I think there's as many answers as there are people on this board.
Many of us have been doing this for years and decades (I started my 'hobby' back in July 1992) so that's some 31 years of taping. I've owned practically every set of small mic that exists out there (from AIWA and Sony Lapel/Tie Mics, to Core Sounds Binaurals and Giant Squid Audio Labs (yes, those pieces of crap), to Sound Professionals CMC-4's and CMC-8's, to Church Audio CA-10, CA-11 and CA-14's, to DPA 4061's to capsules with actives (AKG CK61 and CK63 with Naiant Actives and nBob Actives as well as Schoeps MK41 and MK22's with Naiant Actives). All sorts of battery box / preamp / etc. solutions as well. I also own Line Audio CM3 subcards. For recorders, I've owned everything from Analog Walkmans, to Sony Pro Walkmans, to Portable DAT machines, MiniDisc Recorders and Digitial Recorders (Edirol/Roland R-09, Sony M10, Tascam DR-2D, Sony A10 and then larger XLR based recorders including a Tascam DR-60D, DR-70D, DR-701D, Zoom F4 and currently run a Sound Devices MixPre-6 II (and am not looking to move from that as it does everything I need it to do and has yet to fail me).

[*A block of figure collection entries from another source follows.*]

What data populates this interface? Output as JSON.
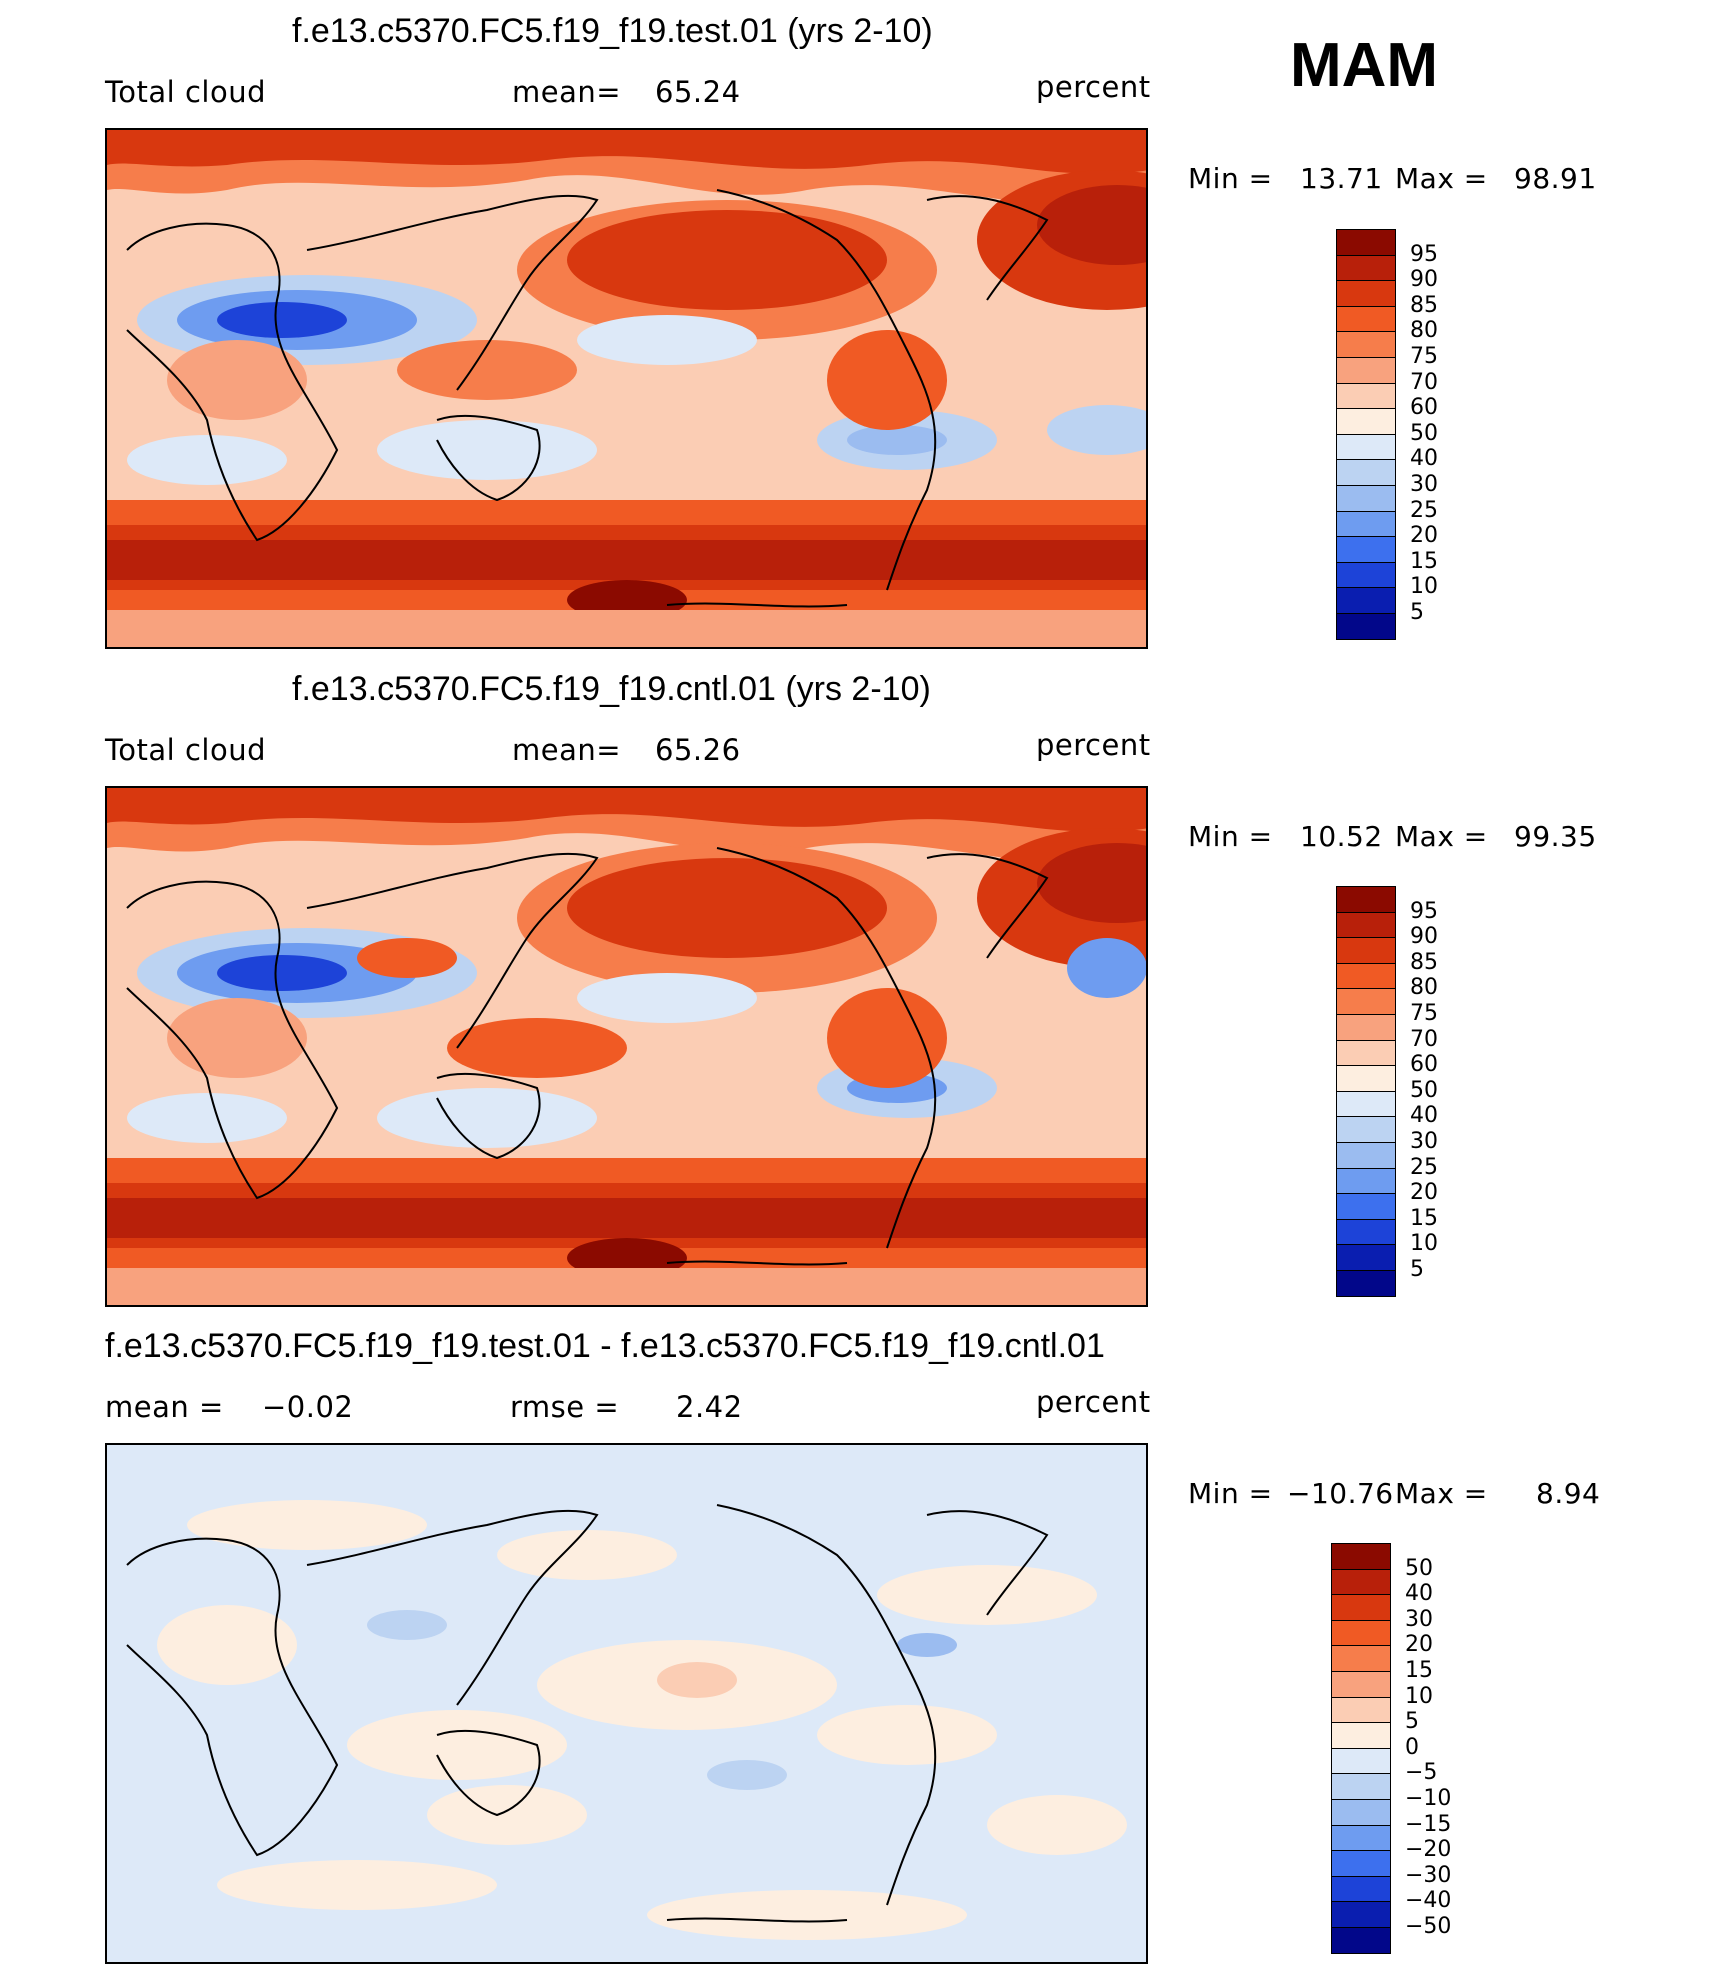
{
  "season": "MAM",
  "colors": {
    "map_outline": "#000000",
    "mean_bg_test": "#f3a07f",
    "mean_bg_diff": "#dce9f8"
  },
  "panels": [
    {
      "title": "f.e13.c5370.FC5.f19_f19.test.01 (yrs 2-10)",
      "left_label": "Total cloud",
      "mid_label": "mean=",
      "mid_value": "65.24",
      "units": "percent",
      "min_label": "Min =",
      "min_value": "13.71",
      "max_label": "Max =",
      "max_value": "98.91"
    },
    {
      "title": "f.e13.c5370.FC5.f19_f19.cntl.01 (yrs 2-10)",
      "left_label": "Total cloud",
      "mid_label": "mean=",
      "mid_value": "65.26",
      "units": "percent",
      "min_label": "Min =",
      "min_value": "10.52",
      "max_label": "Max =",
      "max_value": "99.35"
    },
    {
      "title": "f.e13.c5370.FC5.f19_f19.test.01 - f.e13.c5370.FC5.f19_f19.cntl.01",
      "left_label": "mean =",
      "left_value": "−0.02",
      "mid_label": "rmse =",
      "mid_value": "2.42",
      "units": "percent",
      "min_label": "Min =",
      "min_value": "−10.76",
      "max_label": "Max =",
      "max_value": "8.94"
    }
  ],
  "colorbars": {
    "cloud": {
      "levels": [
        "95",
        "90",
        "85",
        "80",
        "75",
        "70",
        "60",
        "50",
        "40",
        "30",
        "25",
        "20",
        "15",
        "10",
        "5"
      ],
      "colors": [
        "#8b0a00",
        "#b8200a",
        "#d8380f",
        "#f05a24",
        "#f67d4b",
        "#f8a27e",
        "#fbcdb4",
        "#fdeee0",
        "#dde9f8",
        "#bcd3f2",
        "#9bbcf0",
        "#6e9cf0",
        "#3d70ee",
        "#1d43d8",
        "#0a1eb0",
        "#02078a"
      ]
    },
    "diff": {
      "levels": [
        "50",
        "40",
        "30",
        "20",
        "15",
        "10",
        "5",
        "0",
        "−5",
        "−10",
        "−15",
        "−20",
        "−30",
        "−40",
        "−50"
      ],
      "colors": [
        "#8b0a00",
        "#b8200a",
        "#d8380f",
        "#f05a24",
        "#f67d4b",
        "#f8a27e",
        "#fbcdb4",
        "#fdeee0",
        "#dde9f8",
        "#bcd3f2",
        "#9bbcf0",
        "#6e9cf0",
        "#3d70ee",
        "#1d43d8",
        "#0a1eb0",
        "#02078a"
      ]
    }
  }
}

Is one set of mics 'better' than another - you bet. Is the price difference between Line Audio and Schoeps worth it? That's going to be up to you. To give you an idea, I've had the best mics available to me (Schopes MK41's) that had to be located by the soundboard at one venue which sounds like crap by that point and have used my Church Audio CA-14's with Ugly Battery Box in the sweet spot, and I'll take the Church Audio CA-14 recording EVERY time. The best mics weren't in the best spot.
Now, all things being equal, if the soundboard area is the sweet spot -- then most definitely by the best mics you can get. Do you need Schoeps? Most likely not. Will the bug get you at some point down the road and will you to upgrade -- quite possibly. For me, I stuck with my CK63 nBob Actives because the financial outlay was more reasonable than the MK41's (about US$800-1K difference). The CK63's sound great to me in most of my captures (I just used them a few nights ago in a not-so open environment and they sounded good for what it was). If you're able to get a board feed and then are mixing that feed with your mics, the mics won't matter as much as the location of where they are (again, sweet spot versus being stuck at a board). If you're simply capturing room tone, and you're forced to be at the board area, then it'll depend on what it sounds like back there.
Berliner CM33's are good... Line Audio puts out some good, affordable, product.
Welcome to your journey down the rabbit hole.